Les huit semaines de confinement ont bouleversé notre quotidien, et la sphère professionnelle n’a pas été épargnée par l’éclatement brutal de nos routines. Pour certains, le télétravail a été une révélation. Pour d’autres, ce fut un cauchemar. Quelle que soit la manière dont s’est déroulé notre confinement, le retour au travail ne peut pas se faire sans prendre le temps d’un bilan personnel de notre expérience.
"La rupture provoquée par le confinement a eu des conséquences sur le psychisme, souligne Agnès Bonnet-Suard, psychologue spécialisée dans la qualité de vie au travail et la prévention des risques psycho-sociaux. Une certaine distance s’est créée par rapport à notre activité. C’est normal, et même inévitable." L’enjeu à l’heure de la reprise est donc de réussir à faire un bilan de la période passée pour repartir sur des bases saines.

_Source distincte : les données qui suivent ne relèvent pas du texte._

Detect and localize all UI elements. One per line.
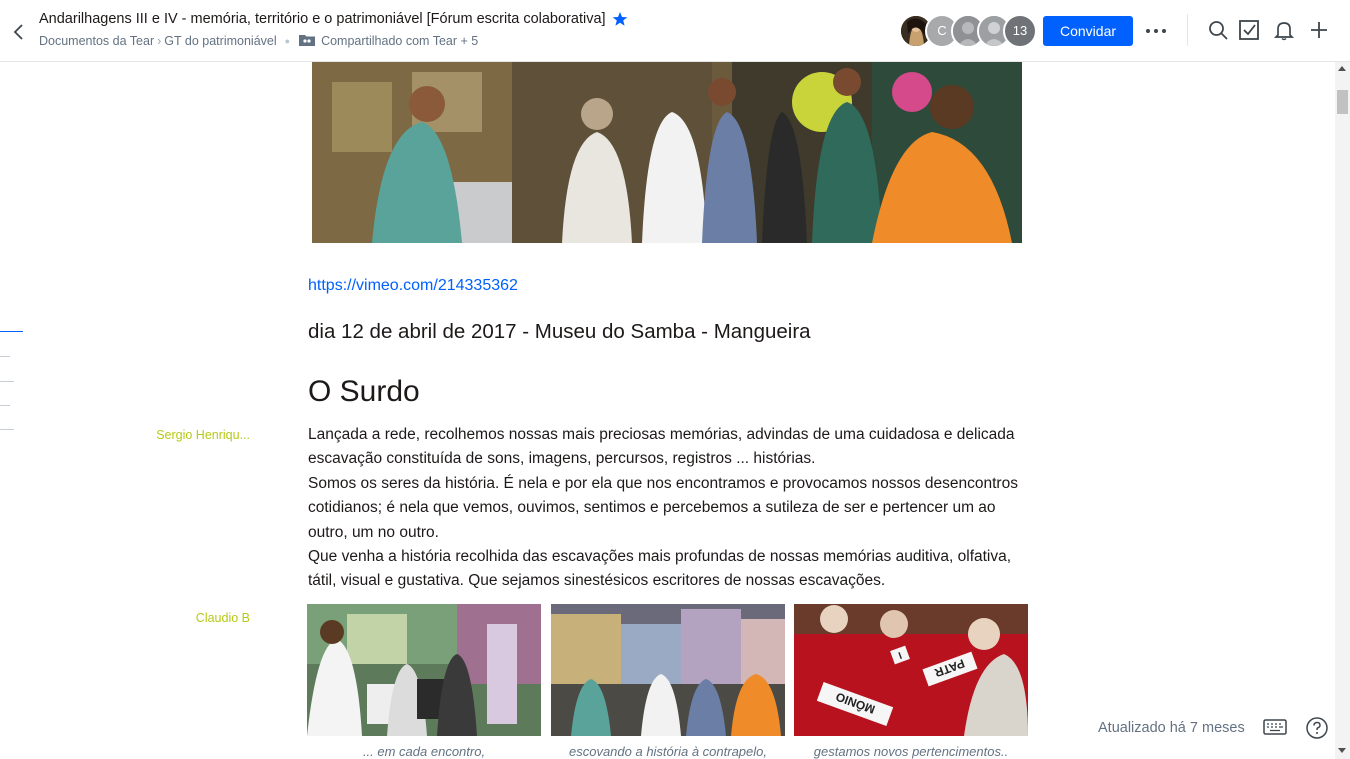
- event-photo: [312, 62, 1022, 243]
- breadcrumb-item-gt[interactable]: GT do patrimoniável: [164, 34, 276, 48]
- star-icon[interactable]: [612, 11, 628, 27]
- search-icon[interactable]: [1207, 19, 1229, 41]
- breadcrumb-item-documentos[interactable]: Documentos da Tear: [39, 34, 154, 48]
- gallery-photo-1[interactable]: [307, 604, 541, 736]
- document-title[interactable]: Andarilhagens III e IV - memória, territ…: [39, 11, 606, 27]
- keyboard-shortcuts-icon[interactable]: [1263, 718, 1287, 736]
- vertical-scrollbar[interactable]: [1335, 62, 1350, 759]
- more-options-icon[interactable]: [1144, 20, 1168, 42]
- breadcrumb-separator: ›: [157, 34, 162, 48]
- collaborator-avatars[interactable]: C 13: [899, 14, 1039, 48]
- shared-with-text[interactable]: Compartilhado com Tear + 5: [321, 34, 478, 48]
- shared-folder-icon: [299, 34, 316, 46]
- photo-caption: gestamos novos pertencimentos..: [813, 744, 1009, 759]
- notification-bell-icon[interactable]: [1273, 19, 1295, 41]
- help-icon[interactable]: [1305, 716, 1329, 740]
- scrollbar-thumb[interactable]: [1337, 90, 1348, 114]
- more-collaborators-count[interactable]: 13: [1003, 14, 1037, 48]
- back-arrow-icon[interactable]: [8, 20, 30, 44]
- add-icon[interactable]: [1308, 19, 1330, 41]
- breadcrumb: Documentos da Tear › GT do patrimoniável ● C…: [39, 34, 478, 48]
- body-paragraph: Lançada a rede, recolhemos nossas mais p…: [308, 423, 1028, 594]
- top-bar: Andarilhagens III e IV - memória, territ…: [0, 0, 1350, 62]
- document-body: https://vimeo.com/214335362 dia 12 de ab…: [0, 62, 1335, 759]
- last-updated-text: Atualizado há 7 meses: [1098, 720, 1245, 736]
- photo-caption: escovando a história à contrapelo,: [568, 744, 767, 759]
- paragraph-line: Somos os seres da história. É nela e por…: [308, 474, 1018, 541]
- gallery-photo-3[interactable]: I PATR MÔNIO: [794, 604, 1028, 736]
- checklist-icon[interactable]: [1238, 19, 1260, 41]
- header-divider: [1187, 14, 1188, 46]
- gallery-photo-2[interactable]: [551, 604, 785, 736]
- vimeo-link[interactable]: https://vimeo.com/214335362: [308, 277, 518, 295]
- paragraph-line: Lançada a rede, recolhemos nossas mais p…: [308, 426, 1015, 468]
- invite-button[interactable]: Convidar: [1043, 16, 1133, 46]
- scroll-down-arrow-icon[interactable]: [1338, 748, 1346, 753]
- date-line: dia 12 de abril de 2017 - Museu do Samba…: [308, 320, 811, 343]
- scroll-up-arrow-icon[interactable]: [1338, 66, 1346, 71]
- photo-caption: ... em cada encontro,: [362, 744, 486, 759]
- breadcrumb-dot: ●: [284, 36, 291, 46]
- paragraph-line: Que venha a história recolhida das escav…: [308, 548, 1012, 590]
- section-heading: O Surdo: [308, 375, 420, 408]
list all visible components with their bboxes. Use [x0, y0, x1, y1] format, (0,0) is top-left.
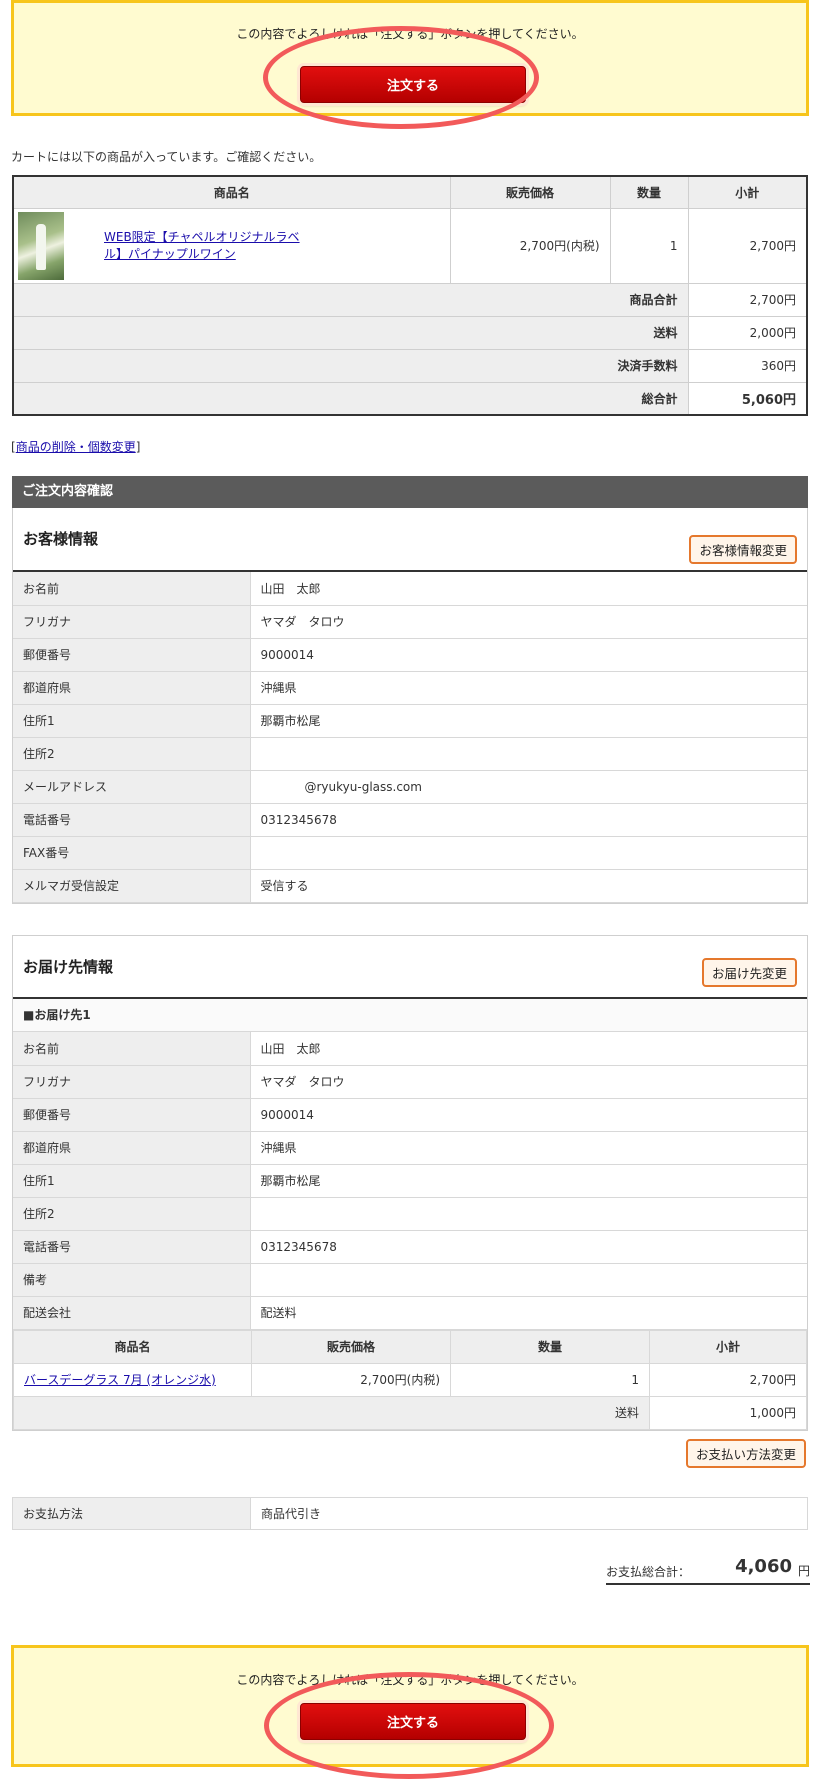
table-row: 住所2 [13, 1197, 807, 1231]
table-row: 配送会社 配送料 [13, 1296, 807, 1330]
table-row: 郵便番号 9000014 [13, 1098, 807, 1132]
col-header-name: 商品名 [13, 1329, 252, 1364]
table-row: WEB限定【チャペルオリジナルラベ ル】パイナップルワイン 2,700円(内税)… [12, 207, 808, 284]
delivery-items-table: 商品名 販売価格 数量 小計 バースデーグラス 7月 (オレンジ水) 2,700… [13, 1329, 807, 1430]
order-confirm-box-bottom: この内容でよろしければ「注文する」ボタンを押してください。 注文する [11, 1645, 809, 1767]
summary-row: 総合計 5,060円 [12, 381, 808, 416]
summary-row: 商品合計 2,700円 [12, 282, 808, 317]
confirm-message: この内容でよろしければ「注文する」ボタンを押してください。 [236, 27, 584, 41]
table-row: バースデーグラス 7月 (オレンジ水) 2,700円(内税) 1 2,700円 [13, 1362, 807, 1397]
customer-title: お客様情報 [23, 530, 99, 548]
delivery-panel: お届け先情報 お届け先変更 ■お届け先1 お名前 山田 太郎 フリガナ ヤマダ タロ… [12, 935, 808, 1431]
table-row: 都道府県 沖縄県 [13, 671, 807, 705]
section-title: ご注文内容確認 [12, 476, 808, 508]
order-button[interactable]: 注文する [300, 66, 526, 103]
payment-label: お支払方法 [12, 1497, 251, 1530]
edit-cart: [商品の削除・個数変更] [11, 440, 141, 454]
table-row: FAX番号 [13, 836, 807, 870]
grand-total-value: 4,060 [735, 1556, 792, 1577]
summary-row: 送料 2,000円 [12, 315, 808, 350]
delivery-product-link[interactable]: バースデーグラス 7月 (オレンジ水) [24, 1373, 216, 1387]
delivery-title: お届け先情報 [23, 958, 114, 976]
summary-label: 送料 [12, 315, 689, 350]
shipping-value: 1,000円 [649, 1395, 807, 1430]
total-value: 5,060円 [687, 381, 808, 416]
cart-table: 商品名 販売価格 数量 小計 WEB限定【チャペルオリジナルラベ ル】パイナップ… [12, 175, 808, 416]
delivery-table: お名前 山田 太郎 フリガナ ヤマダ タロウ 郵便番号 9000014 都道府県 沖縄県… [13, 1032, 807, 1330]
summary-label: 商品合計 [12, 282, 689, 317]
summary-label: 決済手数料 [12, 348, 689, 383]
summary-label: 総合計 [12, 381, 689, 416]
col-header-price: 販売価格 [251, 1329, 451, 1364]
table-row: メルマガ受信設定 受信する [13, 869, 807, 903]
product-link[interactable]: WEB限定【チャペルオリジナルラベ ル】パイナップルワイン [104, 229, 304, 263]
col-header-subtotal: 小計 [649, 1329, 807, 1364]
summary-value: 360円 [687, 348, 808, 383]
grand-total-unit: 円 [797, 1564, 810, 1578]
payment-value: 商品代引き [261, 1507, 322, 1521]
item-qty: 1 [609, 207, 689, 284]
customer-change-button[interactable]: お客様情報変更 [689, 535, 797, 564]
table-row: 住所2 [13, 737, 807, 771]
table-row: 電話番号 0312345678 [13, 803, 807, 837]
table-row: 送料 1,000円 [13, 1395, 807, 1430]
table-row: 住所1 那覇市松尾 [13, 704, 807, 738]
table-row: お名前 山田 太郎 [13, 1032, 807, 1066]
table-row: 住所1 那覇市松尾 [13, 1164, 807, 1198]
col-header-qty: 数量 [609, 175, 689, 209]
product-thumbnail[interactable] [18, 211, 64, 280]
payment-change-button[interactable]: お支払い方法変更 [686, 1439, 807, 1468]
order-confirm-box-top: この内容でよろしければ「注文する」ボタンを押してください。 注文する [11, 0, 809, 116]
item-price: 2,700円(内税) [449, 207, 611, 284]
customer-panel: お客様情報 お客様情報変更 お名前 山田 太郎 フリガナ ヤマダ タロウ 郵便番号 9… [12, 508, 808, 904]
table-row: 電話番号 0312345678 [13, 1230, 807, 1264]
delivery-change-button[interactable]: お届け先変更 [701, 958, 797, 987]
table-row: 都道府県 沖縄県 [13, 1131, 807, 1165]
cart-note: カートには以下の商品が入っています。ご確認ください。 [11, 150, 322, 164]
delivery-item-price: 2,700円(内税) [251, 1362, 451, 1397]
shipping-label: 送料 [13, 1395, 650, 1430]
summary-value: 2,000円 [687, 315, 808, 350]
item-subtotal: 2,700円 [687, 207, 808, 284]
table-row: お支払方法 商品代引き [12, 1497, 808, 1530]
delivery-item-qty: 1 [450, 1362, 650, 1397]
col-header-price: 販売価格 [449, 175, 611, 209]
col-header-qty: 数量 [450, 1329, 650, 1364]
col-header-subtotal: 小計 [687, 175, 808, 209]
grand-total-label: お支払総合計： [606, 1565, 691, 1579]
customer-table: お名前 山田 太郎 フリガナ ヤマダ タロウ 郵便番号 9000014 都道府県 沖縄県… [13, 572, 807, 903]
table-row: フリガナ ヤマダ タロウ [13, 605, 807, 639]
order-button[interactable]: 注文する [300, 1703, 526, 1740]
payment-table: お支払方法 商品代引き [12, 1497, 808, 1530]
table-row: 備考 [13, 1263, 807, 1297]
delivery-subhead: ■お届け先1 [13, 999, 807, 1032]
table-row: 郵便番号 9000014 [13, 638, 807, 672]
col-header-name: 商品名 [12, 175, 451, 209]
summary-value: 2,700円 [687, 282, 808, 317]
table-row: お名前 山田 太郎 [13, 572, 807, 606]
grand-total: お支払総合計： 4,060 円 [606, 1553, 810, 1585]
confirm-message: この内容でよろしければ「注文する」ボタンを押してください。 [236, 1673, 584, 1687]
table-row: フリガナ ヤマダ タロウ [13, 1065, 807, 1099]
summary-row: 決済手数料 360円 [12, 348, 808, 383]
edit-cart-link[interactable]: 商品の削除・個数変更 [16, 440, 136, 454]
table-row: メールアドレス @ryukyu-glass.com [13, 770, 807, 804]
delivery-item-subtotal: 2,700円 [649, 1362, 807, 1397]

Prendre de la distance ou prendre du recul ?
"Il y a eu un éclatement du collectif, la disparition de la composante humaine dans certains postes et de manière générale, la perte de la dimension affective que l’on peut avoir vis-à-vis de son travail, liste la psychologue. Cela a pu être mal vécu. " On peut ainsi avoir l’impression que quelque chose s’est cassé dans notre rapport au travail. En réalité, c’est que nous avons été obligés de réorganiser nos quotidiens et de redéfinir la place du travail dans nos vies.
De plus, "sans facteur humain ni valeur émotionnelle, le travail s’est concentré sur l’activité. Cela peut créer un contraste perturbant avec la vision que l’on en avait antérieurement". Immanquablement, se pose alors la question du sens. C’est d’autant plus vrai que nous avons été libérés de certaines contraintes matérielles, notamment les temps de transports : "nous n’étions plus dans le feu de l’action. Or, si quelque chose se libère en terme de réalité physique, on peut se remettre à penser."

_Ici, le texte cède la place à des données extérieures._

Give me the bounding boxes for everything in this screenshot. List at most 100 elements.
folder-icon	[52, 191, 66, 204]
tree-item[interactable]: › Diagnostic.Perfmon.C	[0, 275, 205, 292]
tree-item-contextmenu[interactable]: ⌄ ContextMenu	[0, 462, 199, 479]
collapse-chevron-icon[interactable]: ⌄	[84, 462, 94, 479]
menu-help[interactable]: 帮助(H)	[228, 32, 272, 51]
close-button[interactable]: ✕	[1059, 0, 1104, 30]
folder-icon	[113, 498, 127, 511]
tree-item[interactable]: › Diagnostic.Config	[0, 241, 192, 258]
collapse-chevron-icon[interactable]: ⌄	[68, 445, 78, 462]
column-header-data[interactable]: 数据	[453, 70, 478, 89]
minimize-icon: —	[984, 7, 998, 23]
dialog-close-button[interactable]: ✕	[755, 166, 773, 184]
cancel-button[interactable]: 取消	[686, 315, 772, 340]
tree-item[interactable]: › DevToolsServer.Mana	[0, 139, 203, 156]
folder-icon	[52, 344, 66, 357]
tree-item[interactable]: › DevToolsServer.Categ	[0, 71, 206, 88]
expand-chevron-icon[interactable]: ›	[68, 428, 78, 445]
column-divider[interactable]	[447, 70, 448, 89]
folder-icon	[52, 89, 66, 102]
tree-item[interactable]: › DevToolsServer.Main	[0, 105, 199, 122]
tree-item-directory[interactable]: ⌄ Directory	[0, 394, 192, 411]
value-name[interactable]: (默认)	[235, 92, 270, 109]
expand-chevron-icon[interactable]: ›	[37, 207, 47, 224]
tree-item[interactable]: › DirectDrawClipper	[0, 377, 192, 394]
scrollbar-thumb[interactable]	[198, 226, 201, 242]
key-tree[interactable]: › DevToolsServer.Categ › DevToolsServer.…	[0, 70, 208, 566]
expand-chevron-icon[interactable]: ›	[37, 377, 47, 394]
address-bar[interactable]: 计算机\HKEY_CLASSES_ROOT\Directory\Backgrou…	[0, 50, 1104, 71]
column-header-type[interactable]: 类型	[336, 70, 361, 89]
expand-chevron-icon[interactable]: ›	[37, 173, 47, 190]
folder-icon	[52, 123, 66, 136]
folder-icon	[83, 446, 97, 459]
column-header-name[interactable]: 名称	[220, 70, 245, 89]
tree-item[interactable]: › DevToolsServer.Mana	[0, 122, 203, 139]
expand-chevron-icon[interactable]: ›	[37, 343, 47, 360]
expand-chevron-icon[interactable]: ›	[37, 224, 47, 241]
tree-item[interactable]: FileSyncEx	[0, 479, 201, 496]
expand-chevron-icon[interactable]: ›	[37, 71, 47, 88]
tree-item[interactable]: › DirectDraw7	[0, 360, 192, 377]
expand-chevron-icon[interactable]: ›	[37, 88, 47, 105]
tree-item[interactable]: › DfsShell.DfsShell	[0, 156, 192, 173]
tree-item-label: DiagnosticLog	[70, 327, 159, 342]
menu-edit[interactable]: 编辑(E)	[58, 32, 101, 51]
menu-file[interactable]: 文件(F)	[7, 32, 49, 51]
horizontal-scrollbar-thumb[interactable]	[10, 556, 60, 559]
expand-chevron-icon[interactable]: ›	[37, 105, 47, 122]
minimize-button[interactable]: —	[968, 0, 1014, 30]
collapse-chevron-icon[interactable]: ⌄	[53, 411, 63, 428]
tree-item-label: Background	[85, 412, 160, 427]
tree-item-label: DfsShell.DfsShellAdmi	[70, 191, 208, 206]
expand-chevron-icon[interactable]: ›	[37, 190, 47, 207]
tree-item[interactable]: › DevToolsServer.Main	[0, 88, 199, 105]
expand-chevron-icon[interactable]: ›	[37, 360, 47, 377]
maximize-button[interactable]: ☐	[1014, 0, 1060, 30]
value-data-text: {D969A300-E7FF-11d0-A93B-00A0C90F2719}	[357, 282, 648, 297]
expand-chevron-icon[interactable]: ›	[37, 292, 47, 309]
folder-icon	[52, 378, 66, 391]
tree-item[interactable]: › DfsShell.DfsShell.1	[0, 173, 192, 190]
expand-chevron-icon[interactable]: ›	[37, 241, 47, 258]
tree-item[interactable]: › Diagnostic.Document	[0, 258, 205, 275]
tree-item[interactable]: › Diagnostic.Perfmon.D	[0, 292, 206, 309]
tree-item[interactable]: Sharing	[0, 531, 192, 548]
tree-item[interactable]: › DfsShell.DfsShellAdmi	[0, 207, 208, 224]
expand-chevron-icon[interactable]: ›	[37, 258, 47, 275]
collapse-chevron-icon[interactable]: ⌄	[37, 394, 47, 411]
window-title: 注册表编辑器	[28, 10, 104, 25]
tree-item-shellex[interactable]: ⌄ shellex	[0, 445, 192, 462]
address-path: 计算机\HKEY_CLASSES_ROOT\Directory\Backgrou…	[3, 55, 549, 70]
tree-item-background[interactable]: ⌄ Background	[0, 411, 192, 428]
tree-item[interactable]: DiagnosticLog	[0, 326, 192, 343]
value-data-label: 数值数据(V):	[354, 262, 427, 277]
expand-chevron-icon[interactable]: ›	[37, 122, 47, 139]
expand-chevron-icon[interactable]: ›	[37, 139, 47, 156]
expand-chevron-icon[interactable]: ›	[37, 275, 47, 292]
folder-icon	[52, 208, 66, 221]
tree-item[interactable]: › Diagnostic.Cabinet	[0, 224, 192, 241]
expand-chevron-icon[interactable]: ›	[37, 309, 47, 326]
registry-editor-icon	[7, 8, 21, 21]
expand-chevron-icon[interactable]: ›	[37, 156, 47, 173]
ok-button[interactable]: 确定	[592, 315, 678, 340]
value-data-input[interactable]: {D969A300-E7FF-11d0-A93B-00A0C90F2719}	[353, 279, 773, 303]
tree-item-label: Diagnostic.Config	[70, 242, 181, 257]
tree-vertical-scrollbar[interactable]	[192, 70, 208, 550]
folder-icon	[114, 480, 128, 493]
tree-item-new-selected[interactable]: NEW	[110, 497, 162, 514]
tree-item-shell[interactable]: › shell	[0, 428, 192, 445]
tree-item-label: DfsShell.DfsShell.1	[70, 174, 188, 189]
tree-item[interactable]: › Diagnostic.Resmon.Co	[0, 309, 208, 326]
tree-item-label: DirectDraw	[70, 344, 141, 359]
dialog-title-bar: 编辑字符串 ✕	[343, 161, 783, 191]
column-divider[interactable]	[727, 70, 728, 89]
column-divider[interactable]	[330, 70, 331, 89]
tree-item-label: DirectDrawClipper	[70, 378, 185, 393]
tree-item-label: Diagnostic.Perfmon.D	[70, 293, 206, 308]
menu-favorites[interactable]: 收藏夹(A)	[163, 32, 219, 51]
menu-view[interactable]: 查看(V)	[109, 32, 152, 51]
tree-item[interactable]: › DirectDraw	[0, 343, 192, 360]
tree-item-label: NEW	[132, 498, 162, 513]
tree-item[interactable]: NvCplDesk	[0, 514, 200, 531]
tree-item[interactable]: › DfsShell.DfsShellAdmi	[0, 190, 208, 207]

C’est au moment où l’on commence à s’interroger sur le sens qu’émerge la prise de recul. Cette dernière implique d’analyser le retour d’expérience, "de prendre de la hauteur pour comprendre ce que l’on peut en tirer pour soi et développer un autre point de vue". On questionne alors son engagement et son rapport au travail : des choses qui allaient de soi ne nous conviennent plus.
Coup de mou ou vrai décalage ?
On peut continuer à apprécier son travail tout en ayant ouvert les yeux. "Notre engagement en sera modifié, concède Agnès Bonnet-Suard, notre investissement sera différent. Ce n’est pas qu’on n’y trouve plus de sens, mais on le remet à sa place dans nos vies."
Cette "juste place" est personnelle : chacun en a une définition propre, mais elle implique forcément une nouvelle répartition du temps entre les sphères privée et professionnelle.
Néanmoins, pour que cette nouvelle donne soit réellement bénéfique, il est nécessaire d’avoir poussé la réflexion plus loin que des questions de logistique. "Pour s’engager dans son travail, il faut que ce soit plus qu’une question d’argent, précise Agnès Bonnet-Suard. Nous avons besoin d’enjeux imaginaires raisonnables". Autrement dit, pour éviter une dissonance qui peut nous épuiser psychologiquement à plus ou moins long terme, nous devons trouver dans notre métier des valeurs qui nous motivent et donnent du sens à ce que l’on fait.
"Bien menée, cette réflexion peut générer une transformation profonde, note la psychologue, qui précise aussitôt : ce n’est pas la même chose qu’un changement de vie radical. Si c’est pour certains la bonne solution, ce peut aussi être une fuite en avant qui ne résout rien. " Plus simplement, une transformation, c’est une redéfinition de son équilibre personnel. "Cela prend du temps. Nous sommes encore en train de digérer ce que nous avons vécu ces derniers mois. Les solutions alternatives n’ont pas encore toutes émergé."
En cette période de post-confinement, il est donc normal de ne pas réussir à reprendre le travail comme avant. Ce n’est d’ailleurs pas vraiment souhaitable, estime Agnès Bonnet-Suard : tout bouge autour de nous, il serait vain de chercher des repères qui ont sauté.
"Ce n’est pas parce qu’on n’y arrive pas qu’on est en échec ! On n’a rien raté, on apprend à bouger avec le mouvement", rassure-t-elle. D’ici deux ou trois mois, il sera temps de faire un bilan de ce printemps pas comme les autres.